Bildung allein könne Rassismus nicht bekämpfen. Doch Bildung trage dazu bei, dass es auf der anderen Seite Menschen gebe, die sich gegen Rassismus wehren können, sagte Eva Blimlinger (Grüne). Sie sprach sich zudem für die Stärkung der Volksgruppenrechte aus und forderte in diesem Sinne für Volksgruppenbeiräte nicht nur Anhörungs- sondern „klare Mitbestimmungsrechte“. Sie setze darauf, dass das in der nächsten Legislaturperiode erfolgen werde, so Blimlinger. Zudem solle im nächsten Kuratorium des Nationalfonds die Errichtung des bereits angesprochenen Mahnmals vorangetrieben werden. Dieses werde am Schmerlingplatz in Wien entstehen, dazu gebe es eine Einigung, so Blimlinger.

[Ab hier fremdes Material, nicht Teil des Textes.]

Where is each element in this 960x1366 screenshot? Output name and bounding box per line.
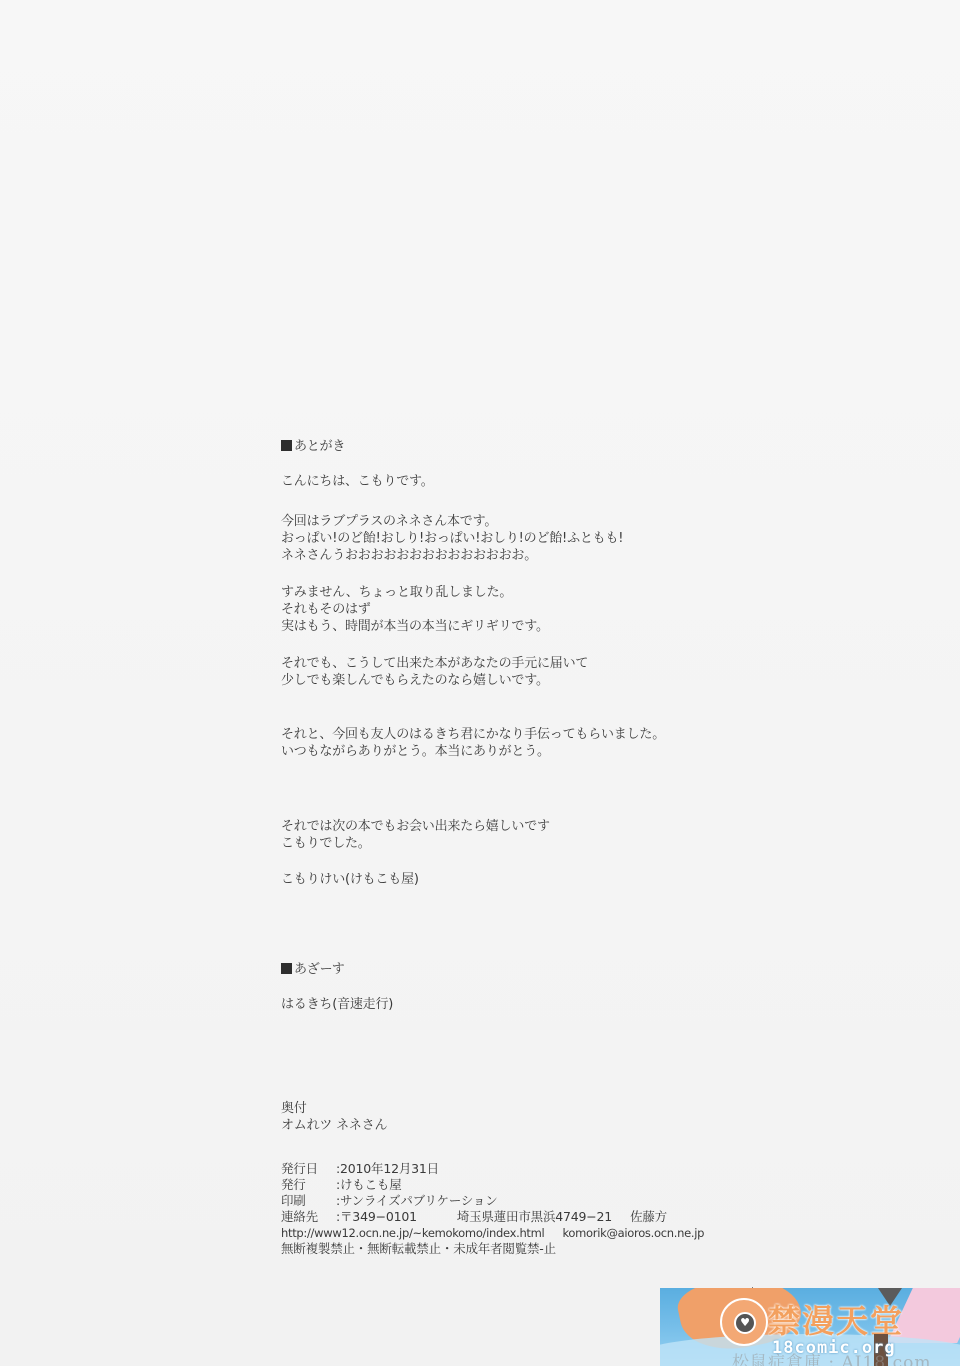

Es müsse die Frage diskutiert werden, ob nicht allen Volksgruppen „mehr Macht“ gegeben werde sollte, betonte Michael Bernhard (NEOS) und schlug beispielsweise die Etablierung eines Volkgruppenausschusses im Parlament vor. Die Vertreter:innen der Volksgruppen müssten ermächtigt werden, selbst Entscheidungen zu treffen, zudem bedürfe es im Hinblick auf die Förderung der Volksgruppen neuer Strukturen im Bildungssystem, so Bernhard.
Für die musikalische Umrahmung der feierlichen Veranstaltung sorgte die Leon Berger Band aus Oberwart mit Musik der Roma.